The following sections briefly illustrate HERMES through two use cases. The first one is a general use case showing the use of HERMES as a foundational data management service across multiple organizations, and the second one a more specific use case for the dissemination of cybersecurity data to autonomous military systems.
General Use Case
The general use case supported by HERMES shows two organizations, A and B, and a number of cybersecurity application vendors. To illustrate the distributed nature of HERMES, Organization A is shown to be located in two Sites, 1 and 2. In the figure below, HERMES is illustrated at the conceptual level by the following components in dark blue:
The HERMES Data Store (HDS) component, which stores all data within HERMES
The HERMES Data Management (HDM) component, which provides automated data management functions defined in policies
The HERMES User Interface (HUI) component, which provides the functionality for Policy Administrators, Data Curators and Quality Assurance Experts to manage the data throughout its lifecycle
The HERMES Data Exchange (HDX) component, which is responsible for exchanging data with other instances of HERMES according to the defined policies
The HERMES Application Programming Interface (HAPI) component, which provides access to data to cybersecurity applications (“App x”)
The various cybersecurity applications (“App x”) represent cybersecurity solutions like those that exist today which are operated by cybersecurity professionals (“CS Specialist”). While these represent applications such as today’s anti-virus software, intrusion detection systems, end-point protection software, and security incident and event monitoring software, for example, these have been modified to use HERMES as their source of data through the HERMES Application Programming Interface (HAPI). As vendors update the datasets used by their products, HERMES brings this data to the applications installed in end-user facilities while enforcing license agreements. Because cybersecurity data is concentrated in HERMES, data management activities such as correlation and quality assurance can be done via functionality offered by the HERMES User Interface (HUI), including correlation with private data held in the HDS but never meant for sharing. The HERMES Data Exchange (HDX) component takes care of moving data across sites as instructed by policies. It also mediates exchanges between organizations where exchange agreements have been put in place for information sharing, collaboration and outsourcing.
Autonomous Military Systems
In this use case, illustrated in the figure below, HERMES provides the ability to channel data from various sources and communities to Unmanned Ground Vehicles (UGVs). Figure 2 shows that the UGV System Vendor has information about potential vulnerabilities in its systems, which it will share with its customers through HERMES’ data exchange functionality. This functionality provides confidentiality and data exchanges are done according to policies that cover licensing, copyrights and authorized uses, amongst other things. This gives vendors the ability to prevent customers from further sharing this information, at least from a contractual and system point-of-view11. This is data flow #1 in the diagram.
Figure 2 also shows that generic cybersecurity data exchanged within the global cybersecurity community, which could be through organizations such as the Forum for Incident Response and Security Teams12 (FIRST) or a national Computer Security Incident Response Team (CSIRT). This type of data is generic, such as vulnerabilities and security patches for operating systems and common software libraries. This is data flow #2 in the diagram.
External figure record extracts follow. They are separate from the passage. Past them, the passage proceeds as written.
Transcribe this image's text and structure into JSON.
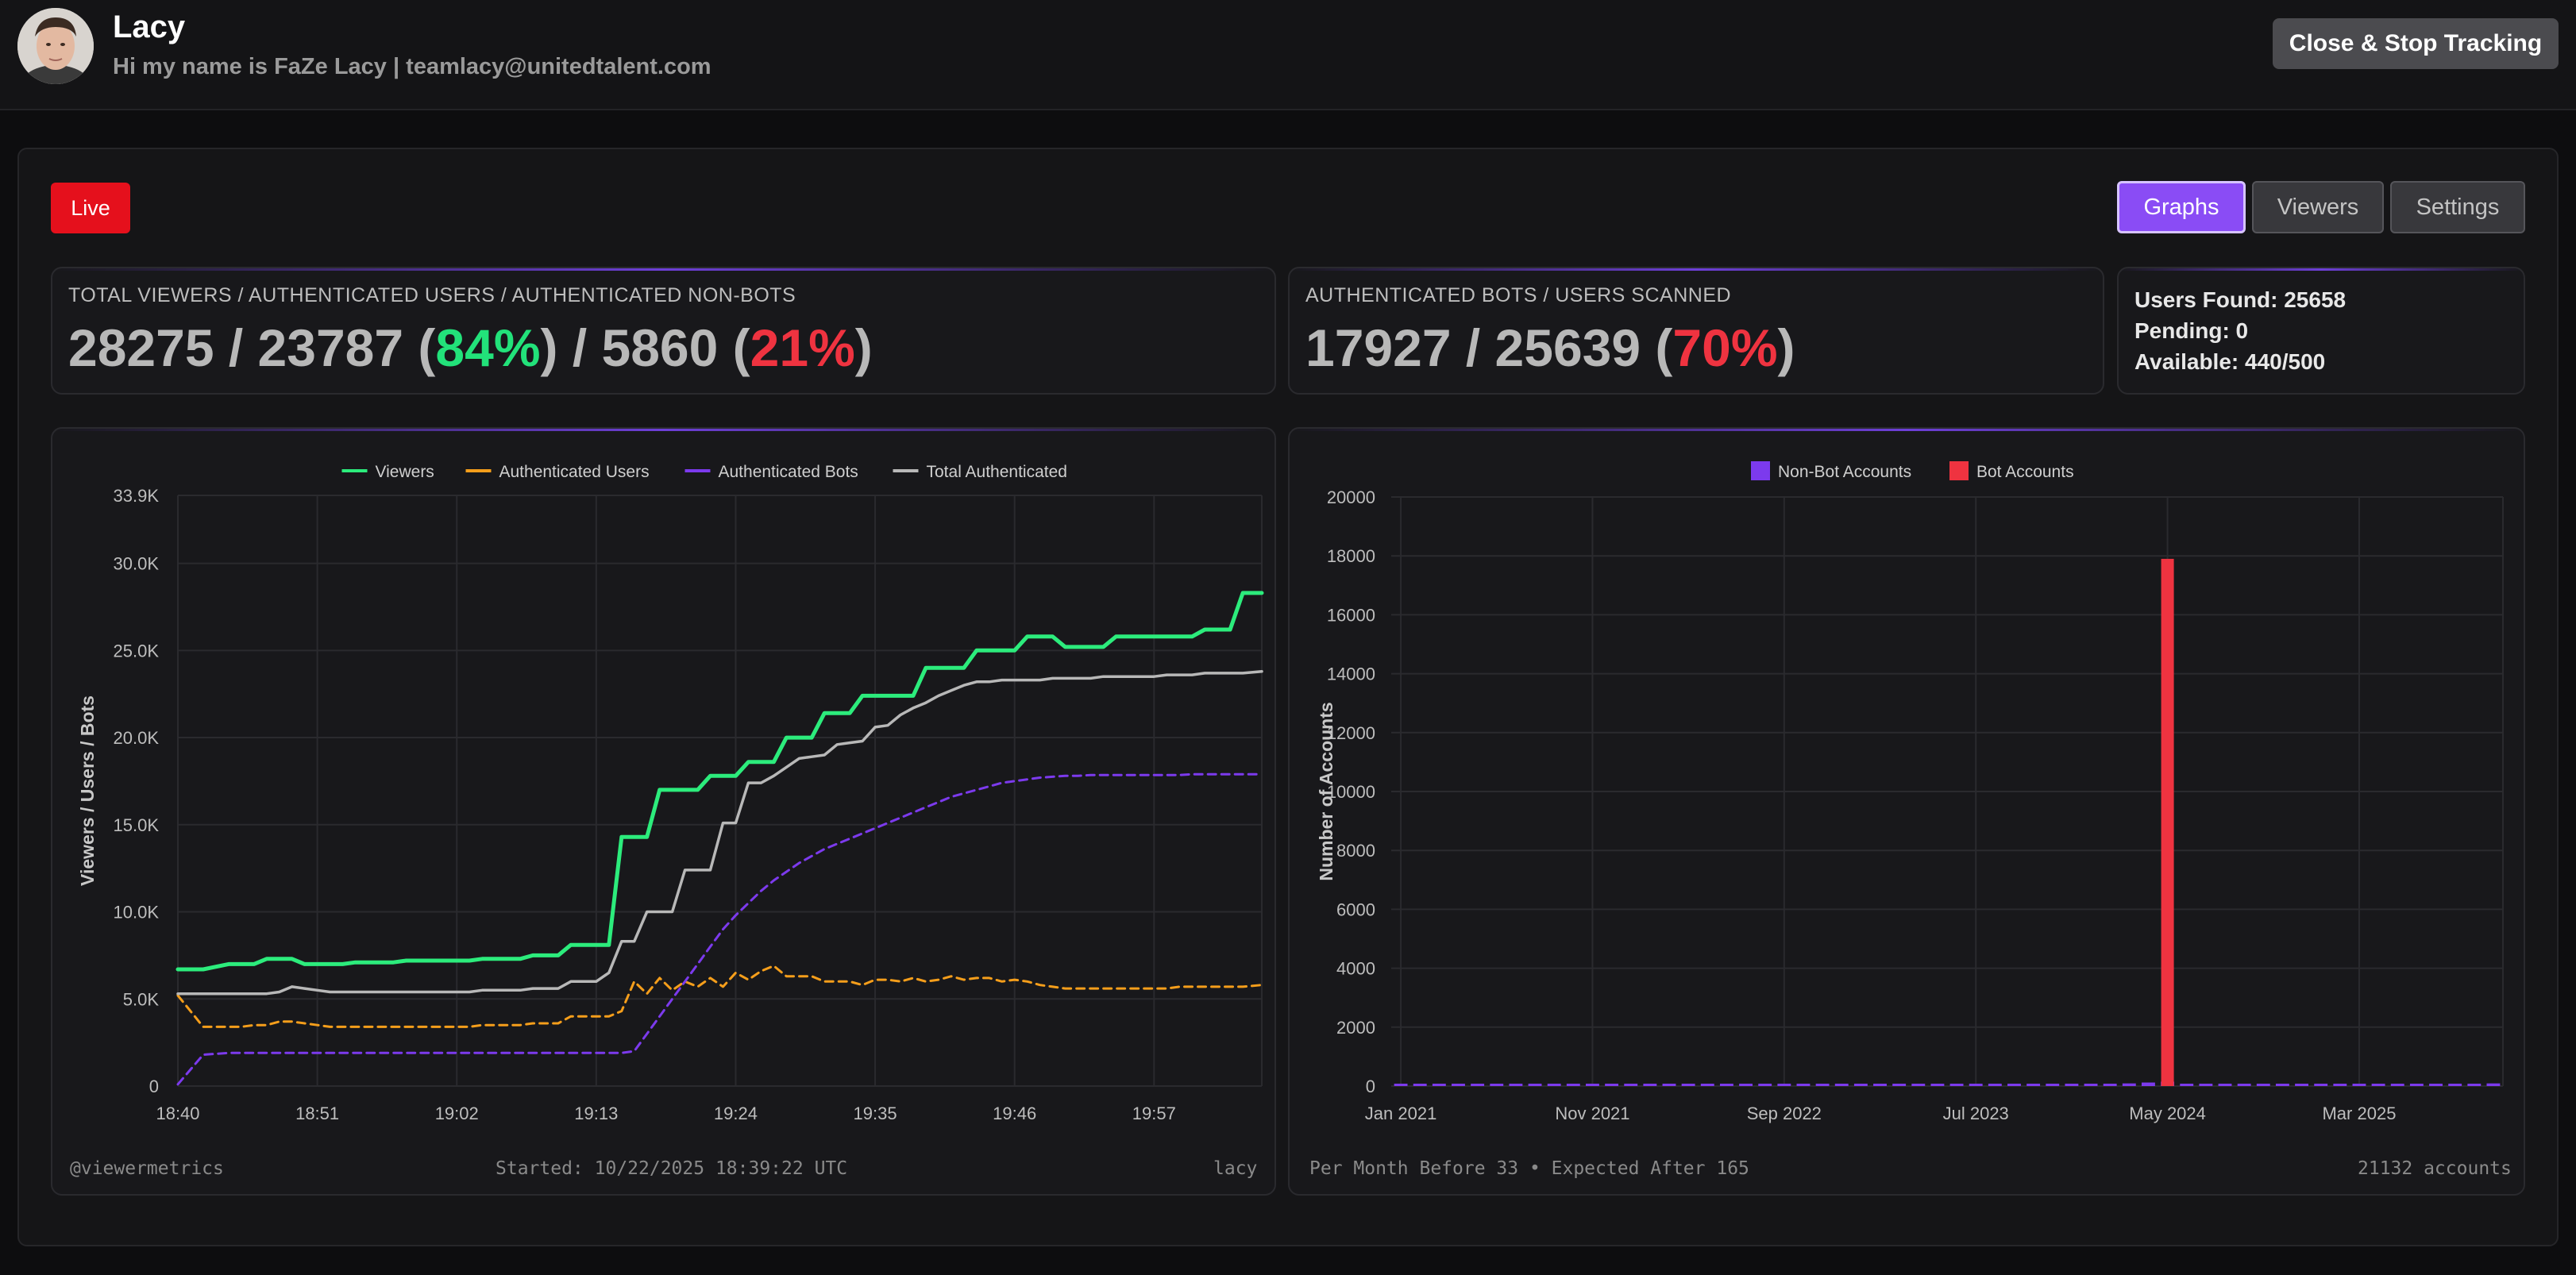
{
  "header": {
    "name": "Lacy",
    "bio": "Hi my name is FaZe Lacy | teamlacy@unitedtalent.com",
    "stop_button": "Close & Stop Tracking"
  },
  "status": {
    "live_label": "Live"
  },
  "tabs": [
    {
      "label": "Graphs",
      "active": true
    },
    {
      "label": "Viewers",
      "active": false
    },
    {
      "label": "Settings",
      "active": false
    }
  ],
  "stats": {
    "viewers_card": {
      "label": "TOTAL VIEWERS / AUTHENTICATED USERS / AUTHENTICATED NON-BOTS",
      "total_viewers": "28275",
      "authenticated_users": "23787",
      "authenticated_pct": "84%",
      "non_bots": "5860",
      "non_bots_pct": "21%"
    },
    "bots_card": {
      "label": "AUTHENTICATED BOTS / USERS SCANNED",
      "bots": "17927",
      "scanned": "25639",
      "bots_pct": "70%"
    },
    "scan_card": {
      "users_found": "Users Found: 25658",
      "pending": "Pending: 0",
      "available": "Available: 440/500"
    }
  },
  "colors": {
    "viewers": "#2cec7c",
    "authenticated_users": "#f59e1b",
    "authenticated_bots": "#7c3aed",
    "total_authenticated": "#b8b8b8",
    "non_bot_accounts": "#7c3aed",
    "bot_accounts": "#ef3340"
  },
  "chart_data": [
    {
      "type": "line",
      "ylabel": "Viewers / Users / Bots",
      "y_tick_labels": [
        "0",
        "5.0K",
        "10.0K",
        "15.0K",
        "20.0K",
        "25.0K",
        "30.0K",
        "33.9K"
      ],
      "y_tick_values": [
        0,
        5000,
        10000,
        15000,
        20000,
        25000,
        30000,
        33900
      ],
      "x_tick_labels": [
        "18:40",
        "18:51",
        "19:02",
        "19:13",
        "19:24",
        "19:35",
        "19:46",
        "19:57"
      ],
      "x_tick_values": [
        0,
        11,
        22,
        33,
        44,
        55,
        66,
        77
      ],
      "xlim": [
        0,
        85.5
      ],
      "ylim": [
        0,
        33900
      ],
      "grid": true,
      "legend_position": "top-center",
      "x": [
        0,
        2,
        4,
        5,
        6,
        7,
        8,
        9,
        10,
        11,
        12,
        13,
        14,
        15,
        16,
        17,
        18,
        19,
        20,
        21,
        22,
        23,
        24,
        25,
        26,
        27,
        28,
        29,
        30,
        31,
        32,
        33,
        34,
        35,
        36,
        37,
        38,
        39,
        40,
        41,
        42,
        43,
        44,
        45,
        46,
        47,
        48,
        49,
        50,
        51,
        52,
        53,
        54,
        55,
        56,
        57,
        58,
        59,
        60,
        61,
        62,
        63,
        64,
        65,
        66,
        67,
        68,
        69,
        70,
        71,
        72,
        73,
        74,
        75,
        76,
        77,
        78,
        79,
        80,
        81,
        82,
        83,
        84,
        85.5
      ],
      "series": [
        {
          "name": "Viewers",
          "values": [
            6700,
            6700,
            7000,
            7000,
            7000,
            7300,
            7300,
            7300,
            7000,
            7000,
            7000,
            7000,
            7100,
            7100,
            7100,
            7100,
            7200,
            7200,
            7200,
            7200,
            7200,
            7200,
            7300,
            7300,
            7300,
            7300,
            7500,
            7500,
            7500,
            8100,
            8100,
            8100,
            8100,
            14300,
            14300,
            14300,
            17000,
            17000,
            17000,
            17000,
            17800,
            17800,
            17800,
            18600,
            18600,
            18600,
            20000,
            20000,
            20000,
            21400,
            21400,
            21400,
            22400,
            22400,
            22400,
            22400,
            22400,
            24000,
            24000,
            24000,
            24000,
            25000,
            25000,
            25000,
            25000,
            25800,
            25800,
            25800,
            25200,
            25200,
            25200,
            25200,
            25800,
            25800,
            25800,
            25800,
            25800,
            25800,
            25800,
            26200,
            26200,
            26200,
            28300,
            28300
          ]
        },
        {
          "name": "Authenticated Users",
          "values": [
            5200,
            3400,
            3400,
            3400,
            3500,
            3500,
            3700,
            3700,
            3600,
            3500,
            3400,
            3400,
            3400,
            3400,
            3400,
            3400,
            3400,
            3400,
            3400,
            3400,
            3400,
            3400,
            3500,
            3500,
            3500,
            3500,
            3600,
            3600,
            3600,
            4000,
            4000,
            4000,
            4000,
            4300,
            6000,
            5300,
            6200,
            5500,
            6000,
            5700,
            6200,
            5700,
            6500,
            6100,
            6600,
            6900,
            6300,
            6300,
            6300,
            6000,
            6000,
            6000,
            5800,
            6100,
            6100,
            6000,
            6200,
            6000,
            6100,
            6300,
            6100,
            6200,
            6200,
            6000,
            6100,
            6000,
            5800,
            5700,
            5600,
            5600,
            5600,
            5600,
            5600,
            5600,
            5600,
            5600,
            5600,
            5700,
            5700,
            5700,
            5700,
            5700,
            5700,
            5800
          ]
        },
        {
          "name": "Authenticated Bots",
          "values": [
            100,
            1800,
            1900,
            1900,
            1900,
            1900,
            1900,
            1900,
            1900,
            1900,
            1900,
            1900,
            1900,
            1900,
            1900,
            1900,
            1900,
            1900,
            1900,
            1900,
            1900,
            1900,
            1900,
            1900,
            1900,
            1900,
            1900,
            1900,
            1900,
            1900,
            1900,
            1900,
            1900,
            1900,
            2000,
            3000,
            4000,
            5000,
            6000,
            7000,
            8000,
            9000,
            9800,
            10500,
            11200,
            11800,
            12300,
            12800,
            13200,
            13600,
            13900,
            14200,
            14500,
            14800,
            15100,
            15400,
            15700,
            16000,
            16300,
            16600,
            16800,
            17000,
            17200,
            17400,
            17500,
            17600,
            17700,
            17750,
            17800,
            17800,
            17850,
            17850,
            17850,
            17850,
            17850,
            17850,
            17850,
            17850,
            17900,
            17900,
            17900,
            17900,
            17900,
            17900
          ]
        },
        {
          "name": "Total Authenticated",
          "values": [
            5300,
            5300,
            5300,
            5300,
            5300,
            5300,
            5400,
            5700,
            5600,
            5500,
            5400,
            5400,
            5400,
            5400,
            5400,
            5400,
            5400,
            5400,
            5400,
            5400,
            5400,
            5400,
            5500,
            5500,
            5500,
            5500,
            5600,
            5600,
            5600,
            6000,
            6000,
            6000,
            6500,
            8300,
            8300,
            10000,
            10000,
            10000,
            12400,
            12400,
            12400,
            15100,
            15100,
            17400,
            17400,
            17800,
            18300,
            18800,
            18900,
            19000,
            19600,
            19700,
            19800,
            20600,
            20700,
            21300,
            21700,
            22000,
            22400,
            22700,
            23000,
            23200,
            23200,
            23300,
            23300,
            23300,
            23300,
            23400,
            23400,
            23400,
            23400,
            23500,
            23500,
            23500,
            23500,
            23500,
            23600,
            23600,
            23600,
            23700,
            23700,
            23700,
            23700,
            23800
          ]
        }
      ]
    },
    {
      "type": "bar",
      "ylabel": "Number of Accounts",
      "y_tick_labels": [
        "0",
        "2000",
        "4000",
        "6000",
        "8000",
        "10000",
        "12000",
        "14000",
        "16000",
        "18000",
        "20000"
      ],
      "ylim": [
        0,
        20000
      ],
      "x_tick_labels": [
        "Jan 2021",
        "Nov 2021",
        "Sep 2022",
        "Jul 2023",
        "May 2024",
        "Mar 2025"
      ],
      "x_tick_indices": [
        0,
        10,
        20,
        30,
        40,
        50
      ],
      "grid": true,
      "legend_position": "top-center",
      "categories": [
        "Jan 2021",
        "Feb 2021",
        "Mar 2021",
        "Apr 2021",
        "May 2021",
        "Jun 2021",
        "Jul 2021",
        "Aug 2021",
        "Sep 2021",
        "Oct 2021",
        "Nov 2021",
        "Dec 2021",
        "Jan 2022",
        "Feb 2022",
        "Mar 2022",
        "Apr 2022",
        "May 2022",
        "Jun 2022",
        "Jul 2022",
        "Aug 2022",
        "Sep 2022",
        "Oct 2022",
        "Nov 2022",
        "Dec 2022",
        "Jan 2023",
        "Feb 2023",
        "Mar 2023",
        "Apr 2023",
        "May 2023",
        "Jun 2023",
        "Jul 2023",
        "Aug 2023",
        "Sep 2023",
        "Oct 2023",
        "Nov 2023",
        "Dec 2023",
        "Jan 2024",
        "Feb 2024",
        "Mar 2024",
        "Apr 2024",
        "May 2024",
        "Jun 2024",
        "Jul 2024",
        "Aug 2024",
        "Sep 2024",
        "Oct 2024",
        "Nov 2024",
        "Dec 2024",
        "Jan 2025",
        "Feb 2025",
        "Mar 2025",
        "Apr 2025",
        "May 2025",
        "Jun 2025",
        "Jul 2025",
        "Aug 2025",
        "Sep 2025",
        "Oct 2025"
      ],
      "series": [
        {
          "name": "Non-Bot Accounts",
          "values": [
            60,
            40,
            35,
            30,
            25,
            30,
            25,
            30,
            40,
            35,
            30,
            40,
            25,
            20,
            25,
            30,
            35,
            25,
            30,
            25,
            35,
            30,
            25,
            20,
            30,
            35,
            25,
            30,
            20,
            25,
            30,
            25,
            35,
            30,
            40,
            45,
            50,
            70,
            90,
            120,
            150,
            80,
            60,
            50,
            45,
            40,
            35,
            30,
            25,
            35,
            30,
            30,
            40,
            50,
            45,
            60,
            70,
            90
          ]
        },
        {
          "name": "Bot Accounts",
          "values": [
            0,
            0,
            0,
            0,
            0,
            0,
            0,
            0,
            0,
            0,
            0,
            0,
            0,
            0,
            0,
            0,
            0,
            0,
            0,
            0,
            0,
            0,
            0,
            0,
            0,
            0,
            0,
            0,
            0,
            0,
            0,
            0,
            0,
            0,
            0,
            0,
            0,
            0,
            0,
            0,
            17900,
            0,
            0,
            0,
            0,
            0,
            0,
            0,
            0,
            0,
            0,
            0,
            0,
            0,
            0,
            0,
            0,
            0
          ]
        }
      ]
    }
  ],
  "chart_footers": {
    "left_handle": "@viewermetrics",
    "started": "Started: 10/22/2025 18:39:22 UTC",
    "channel": "lacy",
    "per_month": "Per Month Before 33 • Expected After 165",
    "accounts": "21132 accounts"
  }
}
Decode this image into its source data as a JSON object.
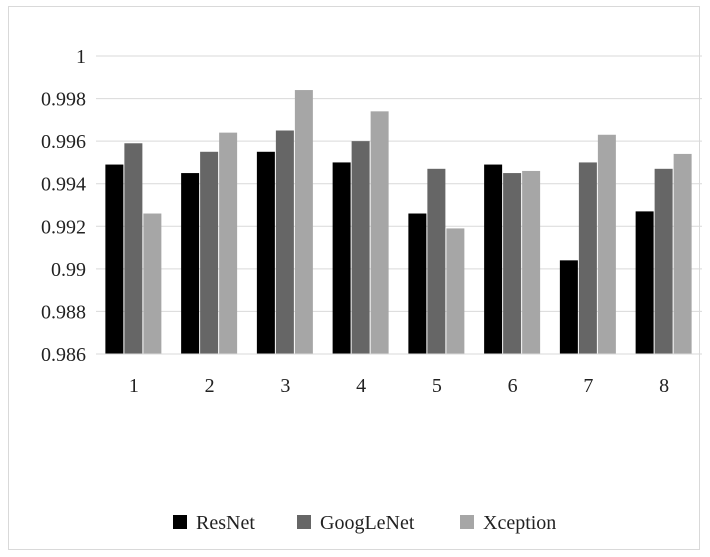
{
  "chart_data": {
    "type": "bar",
    "title": "",
    "xlabel": "",
    "ylabel": "",
    "categories": [
      "1",
      "2",
      "3",
      "4",
      "5",
      "6",
      "7",
      "8"
    ],
    "ylim": [
      0.986,
      1
    ],
    "yticks": [
      0.986,
      0.988,
      0.99,
      0.992,
      0.994,
      0.996,
      0.998,
      1
    ],
    "ytick_labels": [
      "0.986",
      "0.988",
      "0.99",
      "0.992",
      "0.994",
      "0.996",
      "0.998",
      "1"
    ],
    "grid": true,
    "legend_position": "bottom",
    "series": [
      {
        "name": "ResNet",
        "color": "#000000",
        "values": [
          0.9949,
          0.9945,
          0.9955,
          0.995,
          0.9926,
          0.9949,
          0.9904,
          0.9927
        ]
      },
      {
        "name": "GoogLeNet",
        "color": "#666666",
        "values": [
          0.9959,
          0.9955,
          0.9965,
          0.996,
          0.9947,
          0.9945,
          0.995,
          0.9947
        ]
      },
      {
        "name": "Xception",
        "color": "#a6a6a6",
        "values": [
          0.9926,
          0.9964,
          0.9984,
          0.9974,
          0.9919,
          0.9946,
          0.9963,
          0.9954
        ]
      }
    ]
  }
}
Finally, in terms of illustrating the various sources of cybersecurity data, Figure 2 also shows generic cyber threat intelligence being shared by Allies via HERMES. This is data flow #3 in the diagram. All this data and information is received at an office within the Ministry of Defense of the country operating the UGVs, for example, responsible for managing the UGV program. This could be done via a dedicated cybersecurity application (“CS App 1” in Figure 2) connected to HERMES, shown as data flow #4. Other cybersecurity applications (“CS App 2” and “CS App 3”) could also use HERMES as their source of data for other purposes, shown as data flows #5 in the diagram. The application used to manage the cybersecurity of the UGVs could be provided by the UGV vendor, providing the overall functionality to maintain the fleet of UGVs during its lifecycle, including the functionality required to manage cybersecurity of the fleet. Once the staff managing the UGV fleet have considered the available information and decided how to address cybersecurity issues, the data would be passed to the operators of the UGV on deployed operations. This is data flow #6. It is expected that this would happen at a higher security classification, which would be facilitated by HERMES within the DXP installed at the Ministry of Defense. Data flow #6 is therefore shown as a red line.
The operators of the UGVs employed in military operations can then use a Command and Control application (“UGV C2 App” in Figure 2) to consider the information send by the managers of the UGV fleet and merge it with the current mission parameters and local threat information available in theatre. Based on the assessed risks, which ultimately incorporates data from the UGV manufacturer, the cybersecurity community, Allies, UGV program managers, and operational considerations, the operators can decide which available measure to take and use HERMES to transfer the data directly to the deployed UGVs. This is data flow #7, also in red as it is expected that it would be done at a higher level of classification. As well, Figure 2 shows a smaller HERMES application being part of a Cyber Defence System (“CDS” on the diagram), also most likely provided by the UGV vendor, showing how the components of HERMES can be designed to be minimalistic for constrained environments and embedded into other applications.